McLuhan, in his landmark theory, also presented that the character of the medium as another message that is often overlooked. This could mean the ways in which we interpret physical mediums such as vinyl vs tape, 35mm vs digital, oil vs watercolor and there is truth in that. The way digital films read to an audience compared to those on film stock are now startling- one is so high definition you can see Julia Robert’s pores and the other is at a remove so you can watch Julia Robert’s acting in a story and not even pause to think about her pores. Another perspective of character is the deliverer of the art – the artist themselves, the writer, the singer, the actor. We bring with us the collected experiences of our lives to put out into the world this new thing, which would have a different flavor to someone with a different perspective.

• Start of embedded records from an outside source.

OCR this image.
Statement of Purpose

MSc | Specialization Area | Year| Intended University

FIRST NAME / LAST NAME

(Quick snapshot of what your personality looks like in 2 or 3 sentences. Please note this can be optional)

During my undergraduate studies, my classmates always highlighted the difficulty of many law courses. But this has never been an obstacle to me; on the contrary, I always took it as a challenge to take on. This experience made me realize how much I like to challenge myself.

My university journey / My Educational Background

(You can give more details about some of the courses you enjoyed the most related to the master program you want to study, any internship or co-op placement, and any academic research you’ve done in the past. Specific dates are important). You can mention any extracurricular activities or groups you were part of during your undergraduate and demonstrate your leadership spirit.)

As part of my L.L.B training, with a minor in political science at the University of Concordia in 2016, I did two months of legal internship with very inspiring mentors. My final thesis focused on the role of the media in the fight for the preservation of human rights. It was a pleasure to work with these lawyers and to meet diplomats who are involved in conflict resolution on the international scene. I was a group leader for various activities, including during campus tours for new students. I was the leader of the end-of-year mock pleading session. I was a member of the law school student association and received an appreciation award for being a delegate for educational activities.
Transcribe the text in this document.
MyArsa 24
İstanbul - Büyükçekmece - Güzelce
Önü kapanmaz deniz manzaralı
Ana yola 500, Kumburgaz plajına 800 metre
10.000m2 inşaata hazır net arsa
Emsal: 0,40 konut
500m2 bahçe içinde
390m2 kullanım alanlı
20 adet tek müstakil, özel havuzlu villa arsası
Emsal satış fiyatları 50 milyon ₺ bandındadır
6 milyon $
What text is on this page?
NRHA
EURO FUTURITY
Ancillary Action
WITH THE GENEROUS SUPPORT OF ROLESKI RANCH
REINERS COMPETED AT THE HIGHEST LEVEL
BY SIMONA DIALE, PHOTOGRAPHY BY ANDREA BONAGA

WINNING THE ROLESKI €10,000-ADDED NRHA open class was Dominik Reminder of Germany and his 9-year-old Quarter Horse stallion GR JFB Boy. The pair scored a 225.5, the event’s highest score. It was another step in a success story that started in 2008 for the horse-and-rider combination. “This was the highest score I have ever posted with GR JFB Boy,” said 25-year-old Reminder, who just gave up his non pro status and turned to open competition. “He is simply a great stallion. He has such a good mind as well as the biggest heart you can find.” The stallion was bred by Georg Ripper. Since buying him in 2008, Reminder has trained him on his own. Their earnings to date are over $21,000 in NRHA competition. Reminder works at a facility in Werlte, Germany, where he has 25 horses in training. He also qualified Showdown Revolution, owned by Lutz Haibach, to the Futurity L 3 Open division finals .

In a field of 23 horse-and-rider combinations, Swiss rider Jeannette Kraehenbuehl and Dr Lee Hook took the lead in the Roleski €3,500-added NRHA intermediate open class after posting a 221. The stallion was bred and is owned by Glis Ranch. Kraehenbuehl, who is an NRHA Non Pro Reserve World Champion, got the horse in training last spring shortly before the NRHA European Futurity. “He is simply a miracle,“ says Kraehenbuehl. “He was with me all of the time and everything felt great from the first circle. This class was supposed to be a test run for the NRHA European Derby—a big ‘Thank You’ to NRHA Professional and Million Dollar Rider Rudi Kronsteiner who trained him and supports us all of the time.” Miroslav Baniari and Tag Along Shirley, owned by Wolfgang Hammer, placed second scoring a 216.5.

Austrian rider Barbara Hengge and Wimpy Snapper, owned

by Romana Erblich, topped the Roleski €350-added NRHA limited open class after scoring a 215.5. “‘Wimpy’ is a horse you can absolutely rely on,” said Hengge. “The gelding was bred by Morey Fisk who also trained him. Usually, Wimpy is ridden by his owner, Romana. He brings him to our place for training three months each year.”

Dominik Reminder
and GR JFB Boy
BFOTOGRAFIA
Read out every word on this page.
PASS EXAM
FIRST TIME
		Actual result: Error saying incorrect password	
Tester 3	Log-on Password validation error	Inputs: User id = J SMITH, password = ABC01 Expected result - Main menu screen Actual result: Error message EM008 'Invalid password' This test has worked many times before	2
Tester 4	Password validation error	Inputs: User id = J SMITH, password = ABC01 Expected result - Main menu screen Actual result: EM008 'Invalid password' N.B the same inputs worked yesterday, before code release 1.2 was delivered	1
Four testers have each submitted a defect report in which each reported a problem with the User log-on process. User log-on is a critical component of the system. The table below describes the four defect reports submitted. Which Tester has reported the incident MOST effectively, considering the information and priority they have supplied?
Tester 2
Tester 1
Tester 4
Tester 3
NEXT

I recently re-watched a film I’d told a fellow film lover to watch – and the take away he had verse my own was surprising. If it had only been a film, and not a film based on a novel, he very well could be correct that the message was what we were explicitly being shown, and not the underlying motivations of the character. To me the character was the message, to him the story was the message. I was reading the character in ways that embedded my own thoughts and psychological understandings onto her. Both are correct interpretations.
I bring this all up to say, that it is you, the reader, who is the interpreter of the content I create. It may have been my intention to share so one felt less alone, but it also may have been some unresolved trauma for me to share so I myself felt less alone. While I may be the medium, it is you who are the message.